Biliyorum... Biliyorum. Kafanız çok karıştı. İşin bir de etimolojik tarafı var ki, ona şimdilik hiç girmeyeceğim. Aradaki farkı anlamak için aşağıdaki küçük hikâyecik durumu anlamanız için size ışık olacak.
*
Soğuk bir kış günüydü. Aylardan Mart... Sıkı giyinmek olmuştu şart. Çünkü İki haftalık sağanak yağış sonrası şimdi de tipi denecek seviyede kar yağışı başlamıştı. Havanın iyice soğuması ile zemin buzlanmış, üzeri de epey karla kaplanmıştı. Her ân "Yıldırım Harekât Emri" gelebilirdi. Dolayısıyla araçların kışladan hızla çıkış yapabilmesi için hareket güzergâhının açık olması ve zeminin tuzlanarak kaplanan buzun eritilmesi gerekliydi.

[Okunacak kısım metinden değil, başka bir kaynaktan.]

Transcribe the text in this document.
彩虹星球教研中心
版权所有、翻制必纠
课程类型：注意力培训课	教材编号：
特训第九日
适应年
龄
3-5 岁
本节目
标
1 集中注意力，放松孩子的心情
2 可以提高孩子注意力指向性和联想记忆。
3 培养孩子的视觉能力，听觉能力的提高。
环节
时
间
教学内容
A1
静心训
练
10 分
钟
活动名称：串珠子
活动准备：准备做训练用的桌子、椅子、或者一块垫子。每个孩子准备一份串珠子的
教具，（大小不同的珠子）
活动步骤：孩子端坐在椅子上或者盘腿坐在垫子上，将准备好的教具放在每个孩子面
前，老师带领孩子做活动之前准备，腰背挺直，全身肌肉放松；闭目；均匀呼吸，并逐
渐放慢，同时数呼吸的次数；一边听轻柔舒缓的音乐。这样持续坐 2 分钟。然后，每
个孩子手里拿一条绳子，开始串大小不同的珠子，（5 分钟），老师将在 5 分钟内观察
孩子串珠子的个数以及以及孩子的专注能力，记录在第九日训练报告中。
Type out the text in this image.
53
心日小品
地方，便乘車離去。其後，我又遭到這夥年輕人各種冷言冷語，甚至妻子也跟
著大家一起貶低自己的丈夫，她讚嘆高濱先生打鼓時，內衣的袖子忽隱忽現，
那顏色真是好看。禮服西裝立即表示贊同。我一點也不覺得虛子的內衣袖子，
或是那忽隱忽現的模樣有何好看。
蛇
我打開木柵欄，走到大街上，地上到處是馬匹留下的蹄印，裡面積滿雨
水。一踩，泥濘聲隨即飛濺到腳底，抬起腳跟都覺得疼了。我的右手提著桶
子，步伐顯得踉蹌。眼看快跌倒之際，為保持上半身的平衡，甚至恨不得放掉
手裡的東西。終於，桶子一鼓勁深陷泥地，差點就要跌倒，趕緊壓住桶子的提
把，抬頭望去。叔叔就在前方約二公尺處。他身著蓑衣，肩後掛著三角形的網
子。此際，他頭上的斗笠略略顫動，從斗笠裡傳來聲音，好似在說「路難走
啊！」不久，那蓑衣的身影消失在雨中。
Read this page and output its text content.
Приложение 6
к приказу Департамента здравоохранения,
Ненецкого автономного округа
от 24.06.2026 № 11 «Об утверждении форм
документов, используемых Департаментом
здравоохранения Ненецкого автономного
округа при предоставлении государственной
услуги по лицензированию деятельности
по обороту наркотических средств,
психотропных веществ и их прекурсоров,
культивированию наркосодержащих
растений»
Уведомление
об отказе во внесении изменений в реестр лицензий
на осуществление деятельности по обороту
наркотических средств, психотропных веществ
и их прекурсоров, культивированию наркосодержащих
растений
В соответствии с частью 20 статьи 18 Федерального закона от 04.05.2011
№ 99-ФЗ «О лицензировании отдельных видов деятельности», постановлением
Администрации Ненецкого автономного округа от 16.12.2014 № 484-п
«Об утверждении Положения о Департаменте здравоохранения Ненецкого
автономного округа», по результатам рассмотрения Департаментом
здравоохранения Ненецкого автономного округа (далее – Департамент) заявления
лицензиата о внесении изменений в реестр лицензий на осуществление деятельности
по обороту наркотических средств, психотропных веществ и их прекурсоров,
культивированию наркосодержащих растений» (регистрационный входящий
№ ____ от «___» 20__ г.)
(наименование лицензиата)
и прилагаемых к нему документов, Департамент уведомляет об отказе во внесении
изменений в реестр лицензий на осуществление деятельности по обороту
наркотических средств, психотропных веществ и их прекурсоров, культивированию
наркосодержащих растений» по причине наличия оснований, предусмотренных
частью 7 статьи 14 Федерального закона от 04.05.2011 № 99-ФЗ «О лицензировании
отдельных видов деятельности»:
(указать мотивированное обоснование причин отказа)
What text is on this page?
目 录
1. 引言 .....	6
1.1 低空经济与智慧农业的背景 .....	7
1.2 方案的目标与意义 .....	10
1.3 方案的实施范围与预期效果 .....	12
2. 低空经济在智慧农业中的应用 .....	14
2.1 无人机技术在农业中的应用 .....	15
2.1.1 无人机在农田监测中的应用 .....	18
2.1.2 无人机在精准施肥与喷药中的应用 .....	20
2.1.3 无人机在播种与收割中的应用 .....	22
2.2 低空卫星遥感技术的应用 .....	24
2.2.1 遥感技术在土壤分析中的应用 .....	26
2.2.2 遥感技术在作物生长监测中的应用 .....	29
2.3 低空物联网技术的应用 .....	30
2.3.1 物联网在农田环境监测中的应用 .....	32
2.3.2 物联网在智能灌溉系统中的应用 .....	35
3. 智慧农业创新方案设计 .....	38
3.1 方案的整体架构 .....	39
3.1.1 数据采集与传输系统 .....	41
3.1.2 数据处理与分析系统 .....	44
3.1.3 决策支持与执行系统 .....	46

Başçavuş Gazanfer'e mümkün olduğu kadar çok sayıda, kalın sacdan ve tarif ettiği şekilde kar kürüme aparatı yapılmasını emreden Üsteğmen Faruk, hem Mehmetçik'e işin nasıl yapılacağını göstermek hem de statik bir duruş sergileyerek kan akış hızını yavaşlatıp üşümemek adına en önde kar kürüyordu. Aslına bakılacak olursa ellerini cebine sokup sağa sola emirler yağdırarak işi yaptırmak belki de işin en kolayı idi. Fakat o bunu tercih etmemiş üçerli gruplardan oluşan üç tim oluşturmuştu. Ortadaki timde kendisi başı çekerken, sağındaki timde Er Rıza'nın timi, solunda da habercisi Çavuş Ömer’in timi vardı.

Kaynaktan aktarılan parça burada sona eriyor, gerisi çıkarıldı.